A short preview of my novel "Reach for the Stars"
| I am going to be publishing my first book very soon. It is a Historical Fiction novel based on the revolutionary war. The novel is told from the perspective of a slave named Michael Shay. The main conflict of the story begins when Michael is sold away from his two younger siblings and he has to fight through many obstacles to try and find them. Here is a preview :)
It is a little past dawn, about an hour or two. I have barely even moved since last night. I am still leaning against the bars holding Elizabeth's hand. It doesn't really matter if anyone sees, the penalty is the same as it will be tomorrow. Elizabeth is asleep, resting her head on her arm. She looks so peaceful. I haven't been able to sleep, my eyes feel very heavy, but my body refuses to let me drift off. It feels as though sleeping is no longer a part of my human nature, but I would rather be awake. I don't want to spend my last day alive asleep in some fantasy dream that will wither and turn to ash the second I open my eyes. I'll just accept reality this time.
Back on the plantation, I wanted nothing more than for my suffering to end. I just wanted death to relieve me, yet now that I am standing at death's doorstep I don't want to die anymore. I have come so close to finding Matthew and Monica...and they'll never even know that I tried so hard to find them. I don't want my life to end tomorrow; seventeen years isn't enough, not for me or Elizabeth.
My throat doesn't hurt as bad anymore, but still I do not have the will to speak. There is nothing to say and no questions to ask.

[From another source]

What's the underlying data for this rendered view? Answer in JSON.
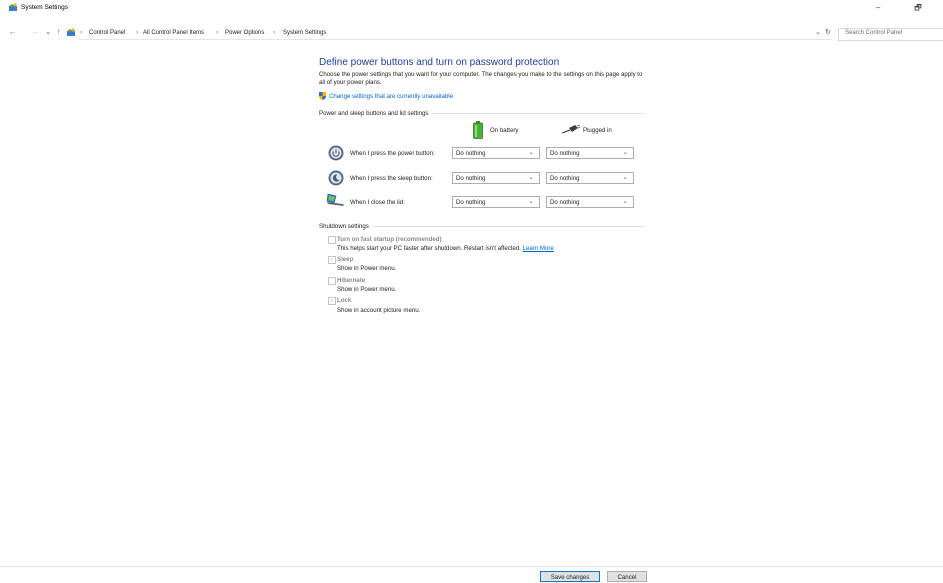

I turn my head to look at Elizabeth. She seems completely at peace. I sigh in sadness. She may have given up her freedom for me, but I have taken everything else from her. I have taken her family, her happiness, and her life. She has done everything in her power to save me, and what did I do in return? I got her thrown in prison and tomorrow she will be killed alongside me.
I want her to live. If only one of us has to die tomorrow, I want it to be me. Never in a million years would I put myself above her. She deserves so much more than this.
I squeeze her hand a little tighter as if it is the last time I will ever see her.